After, the young men and women of the village will join throwing the fabric balls to each other through the solar and lunar rings. As the balls represent masculinity, every time it goes through the rings people will celebrate.
They believe that this act symbolizes the harmony of yin yang, resulting in abundant crops to harvest. Every time a ball goes through the ring, the head of the village will also throw out seeds. The seeds are considered as sacred, and they will bring fortune and prosperity in the upcoming farming season. Therefore, all villagers will try to rob these seeds as they seek for blessings.
Cây còn is a symbol of the sacred paddy tree, representing the harmony of yin and yang, sky and land where everything can interbreed and grow. This explains why the pole needs to face east which is a direction of the beginning and proliferation.

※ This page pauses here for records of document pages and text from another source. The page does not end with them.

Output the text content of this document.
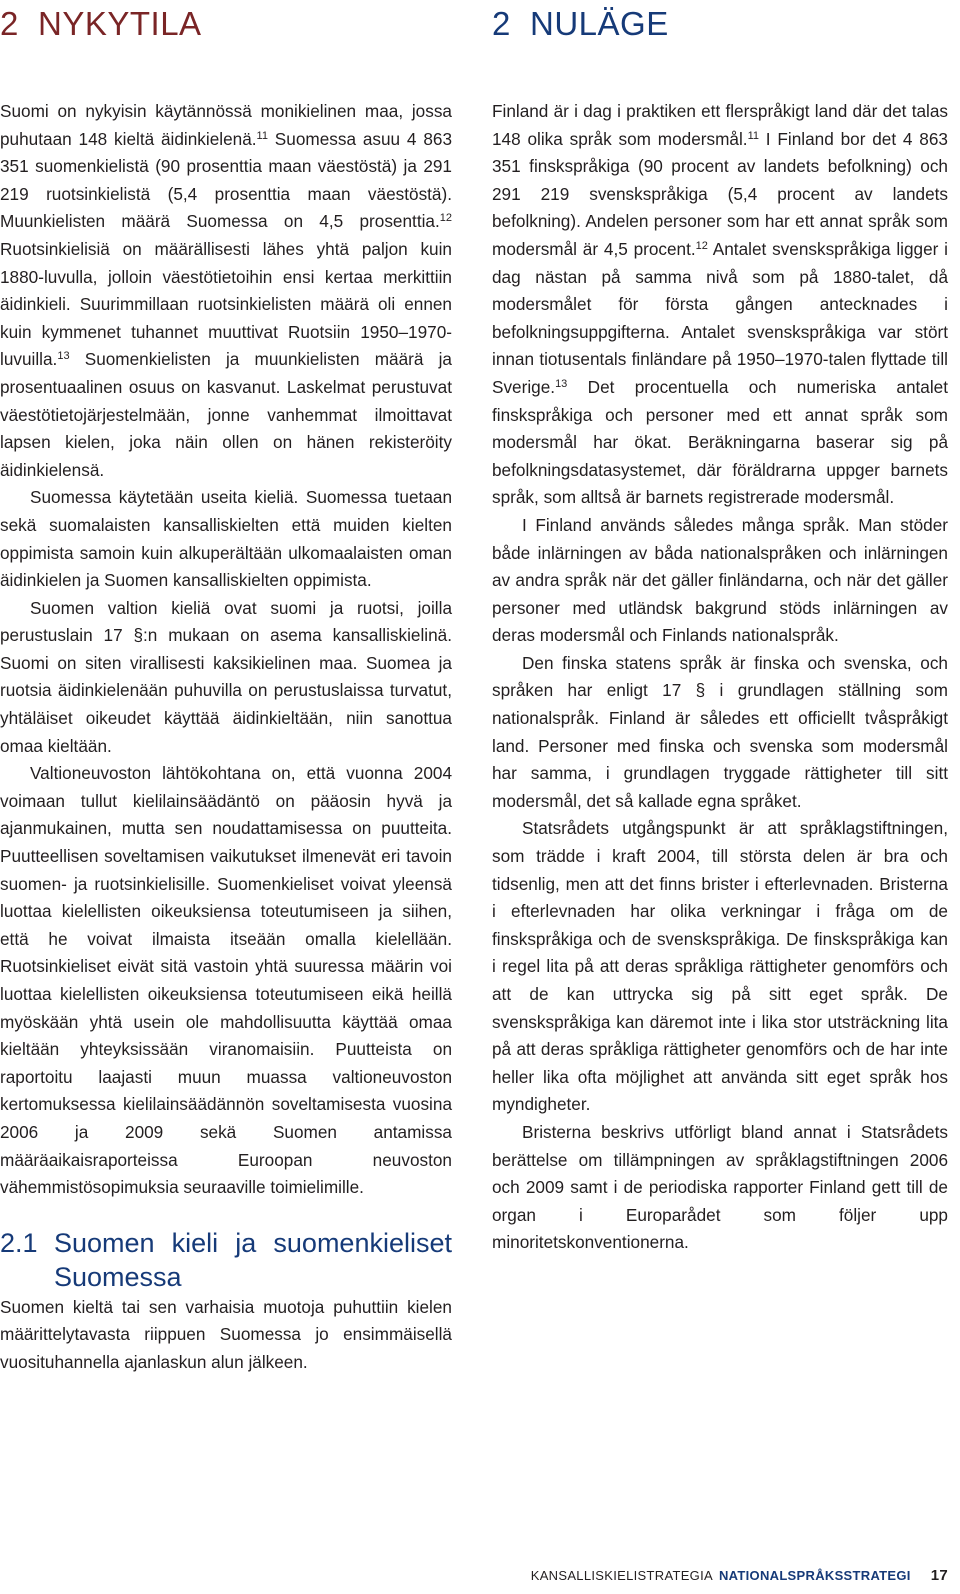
2 NYKYTILA

Suomi on nykyisin käytännössä monikielinen maa, jossa puhutaan 148 kieltä äidinkielenä.$^{11}$ Suomessa asuu 4 863 351 suomenkielistä (90 prosenttia maan väestöstä) ja 291 219 ruotsinkielistä (5,4 prosenttia maan väestöstä). Muunkielisten määrä Suomessa on 4,5 prosenttia.$^{12}$ Ruotsinkielisiä on määrällisesti lähes yhtä paljon kuin 1880-luvulla, jolloin väestötietoihin ensi kertaa merkittiin äidinkieli. Suurimmillaan ruotsinkielisten määrä oli ennen kuin kymmenet tuhannet muuttivat Ruotsiin 1950–1970-luvuilla.$^{13}$ Suomenkielisten ja muunkielisten määrä ja prosentuaalinen osuus on kasvanut. Laskelmat perustuvat väestötietojärjestelmään, jonne vanhemmat ilmoittavat lapsen kielen, joka näin ollen on hänen rekisteröity äidinkielensä.

Suomessa käytetään useita kieliä. Suomessa tuetaan sekä suomalaisten kansalliskielten että muiden kielten oppimista samoin kuin alkuperältään ulkomaalaisten oman äidinkielen ja Suomen kansalliskielten oppimista.

Suomen valtion kieliä ovat suomi ja ruotsi, joilla perustuslain 17 §:n mukaan on asema kansalliskielinä. Suomi on siten virallisesti kaksikielinen maa. Suomea ja ruotsia äidinkielenään puhuvilla on perustuslaissa turvatut, yhtäläiset oikeudet käyttää äidinkieltään, niin sanottua omaa kieltään.

Valtioneuvoston lähtökohtana on, että vuonna 2004 voimaan tullut kielilainsäädäntö on pääosin hyvä ja ajanmukainen, mutta sen noudattamisessa on puutteita. Puutteellisen soveltamisen vaikutukset ilmenevät eri tavoin suomen- ja ruotsinkielisille. Suomenkieliset voivat yleensä luottaa kielellisten oikeuksiensa toteutumiseen ja siihen, että he voivat ilmaista itseään omalla kielellään. Ruotsinkieliset eivät sitä vastoin yhtä suuressa määrin voi luottaa kielellisten oikeuksiensa toteutumiseen eikä heillä myöskään yhtä usein ole mahdollisuutta käyttää omaa kieltään yhteyksissään viranomaisiin. Puutteista on raportoitu laajasti muun muassa valtioneuvoston kertomuksessa kielilainsäädännön soveltamisesta vuosina 2006 ja 2009 sekä Suomen antamissa määräaikaisraporteissa Euroopan neuvoston vähemmistösopimuksia seuraaville toimielimille.

2.1 Suomen kieli ja suomenkieliset Suomessa

Suomen kieltä tai sen varhaisia muotoja puhuttiin kielen määrittelytavasta riippuen Suomessa jo ensimmäisellä vuosituhannella ajanlaskun alun jälkeen.

2 NULÄGE

Finland är i dag i praktiken ett flerspråkigt land där det talas 148 olika språk som modersmål.$^{11}$ I Finland bor det 4 863 351 finskspråkiga (90 procent av landets befolkning) och 291 219 svenskspråkiga (5,4 procent av landets befolkning). Andelen personer som har ett annat språk som modersmål är 4,5 procent.$^{12}$ Antalet svenskspråkiga ligger i dag nästan på samma nivå som på 1880-talet, då modersmålet för första gången antecknades i befolkningsuppgifterna. Antalet svenskspråkiga var stört innan tiotusentals finländare på 1950–1970-talen flyttade till Sverige.$^{13}$ Det procentuella och numeriska antalet finskspråkiga och personer med ett annat språk som modersmål har ökat. Beräkningarna baserar sig på befolkningsdatasystemet, där föräldrarna uppger barnets språk, som alltså är barnets registrerade modersmål.

I Finland används således många språk. Man stöder både inlärningen av båda nationalspråken och inlärningen av andra språk när det gäller finländarna, och när det gäller personer med utländsk bakgrund stöds inlärningen av deras modersmål och Finlands nationalspråk.

Den finska statens språk är finska och svenska, och språken har enligt 17 § i grundlagen ställning som nationalspråk. Finland är således ett officiellt tvåspråkigt land. Personer med finska och svenska som modersmål har samma, i grundlagen tryggade rättigheter till sitt modersmål, det så kallade egna språket.

Statsrådets utgångspunkt är att språklagstiftningen, som trädde i kraft 2004, till största delen är bra och tidsenlig, men att det finns brister i efterlevnaden. Bristerna i efterlevnaden har olika verkningar i fråga om de finskspråkiga och de svenskspråkiga. De finskspråkiga kan i regel lita på att deras språkliga rättigheter genomförs och att de kan uttrycka sig på sitt eget språk. De svenskspråkiga kan däremot inte i lika stor utsträckning lita på att deras språkliga rättigheter genomförs och de har inte heller lika ofta möjlighet att använda sitt eget språk hos myndigheter.

Bristerna beskrivs utförligt bland annat i Statsrådets berättelse om tillämpningen av språklagstiftningen 2006 och 2009 samt i de periodiska rapporter Finland gett till de organ i Europarådet som följer upp minoritetskonventionerna.

KANSALLISKIELISTRATEGIA NATIONALSPRÅKSSTRATEGI 17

Besides, there are also other activities such as singing and dancing along folk songs in the bustling atmosphere. Folk games, especially tug of war, are the favorite activities of Roóng Poọc Festival. In tug of war, the Giay people use a 20-(or 30)-meter line made of rattan or twine. One point faces east while the other one faces west. After the game ends, two healthy and strong buffaloes will plow the playing area. This activity symbolizes the beginning of the upcoming farming season.
Cultural meaning of Roóng Poọc Festival
Roóng Poọc Festival of Giay people reflects their wish of a peaceful and prosperous life. Each activity in the festival is a symbol of their traditional beliefs and spiritual life which are rooted back from thousand years ago. Roóng Poọc Festival can be considered as an agriculture festival, reflecting the ancient history of farming and production of Giay people including fertility worship, polytheism, sun worship etc.
In terms of cultural meaning, the festival is both historical and humane. Roóng Poọc Festival is a community cultural activity worshipping nature by the art of language and folk performances. Today, this festival is still widely practiced. In 2013, the Minister of Culture and Sports. and Tourism awarded the Roóng Poọc Festival as a National Intangible Cultural Heritage.